Il frutto della pessima politica

Class action: l’intento è più che valido, ma il risultato no

di Davide Giacalone - 19 novembre 2007

Ecco un frutto della pessima politica: la class action, la possibilità d’intentare cause civili collettive, è cosa seria e buona, quella passata al Senato, con un emendamento alla legge finanziaria, è una schifezza. Lasciamo perdere la sede inappropriata, la discussione sincopata, l’insalsicciamento cui il Quirinale s’oppone solo a chiacchiere, e lasciamo perdere anche le lacrime di Antonione, dovute all’errore in uno scontro fra soldatini non ragionanti. Quella roba è una schifezza nel merito, per quel che c’è scritto. Il primo obbrobrio è che le cause possano essere intentate solo dalle associazioni dei consumatori riconosciute dal ministero, il che equivale a dire che i cittadini sono espropriati di un diritto. Nell’Italia delle corporazioni e delle camarille ci mancavano solo i monopolisti dell’azione giudiziaria. Che, proprio in quanto tali, saranno presto letti, sia quando agiscono che quando si rifiutano, come dei ricattatori. Non ci bastavano i sindacati non rappresentativi dei lavoratori, adesso abbiamo anche le associazioni non rappresentative dei consumatori. Al contrario, invece, le azioni collettive devono potere essere attivate da qualsiasi gruppo di cittadini, anche se non munito di burocrazia politicizzata.

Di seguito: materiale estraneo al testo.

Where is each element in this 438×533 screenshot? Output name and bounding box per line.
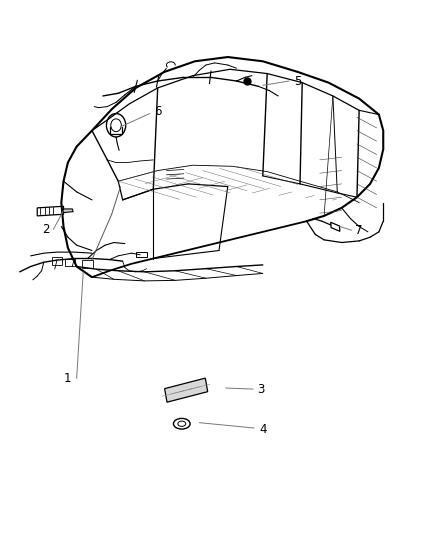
Text: 3: 3 bbox=[257, 383, 264, 395]
Polygon shape bbox=[331, 222, 340, 231]
Bar bbox=[52, 257, 62, 265]
Text: 5: 5 bbox=[294, 75, 301, 87]
Text: 1: 1 bbox=[64, 372, 72, 385]
Text: 7: 7 bbox=[355, 224, 363, 237]
Bar bbox=[82, 260, 93, 268]
Polygon shape bbox=[165, 378, 208, 402]
Text: 6: 6 bbox=[154, 106, 162, 118]
Text: 2: 2 bbox=[42, 223, 50, 236]
Text: 4: 4 bbox=[259, 423, 267, 435]
Bar bbox=[65, 259, 75, 266]
Bar bbox=[136, 252, 147, 257]
Polygon shape bbox=[37, 206, 64, 216]
Polygon shape bbox=[64, 209, 73, 213]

Aperta la causa si finisce nel pantano della giustizia civile. Più che un buon avvocato occorre il gerovital, se si vuol vedere la fine. I tempi sono talmente barbari che, oramai, fa causa chi ha torto, in modo da non pagare per anni. Per deflazionare la superfetazione sarebbe necessario contestare le liti temerarie, le cause campate per aria. Cosa ancora più necessaria con le azioni collettive, dove questo o quel soggetto potrebbe essere a caccia di pubblicità. Ma di ciò non si parla, facendo cadere ogni novità nella brodaglia ribollita di un processo stracotto. Come Carosone rideva del bullo che vo’ fa’ l’america’, qui si vorrebbero azioni collettive senza avvocati pagati a percentuale e solo in caso di successo, il che riporta alla corporativizzazione dei soggetti abilitati. Negli Usa le cose funzionano perché l’interesse del cittadino si lega a quello del suo difensore, qui, invece, si coalizzano due corporazioni e vanno a trattare con l’industria. Succederà il peggio, se non si provvederà a cancellare quest’orrenda presa per le chiappe.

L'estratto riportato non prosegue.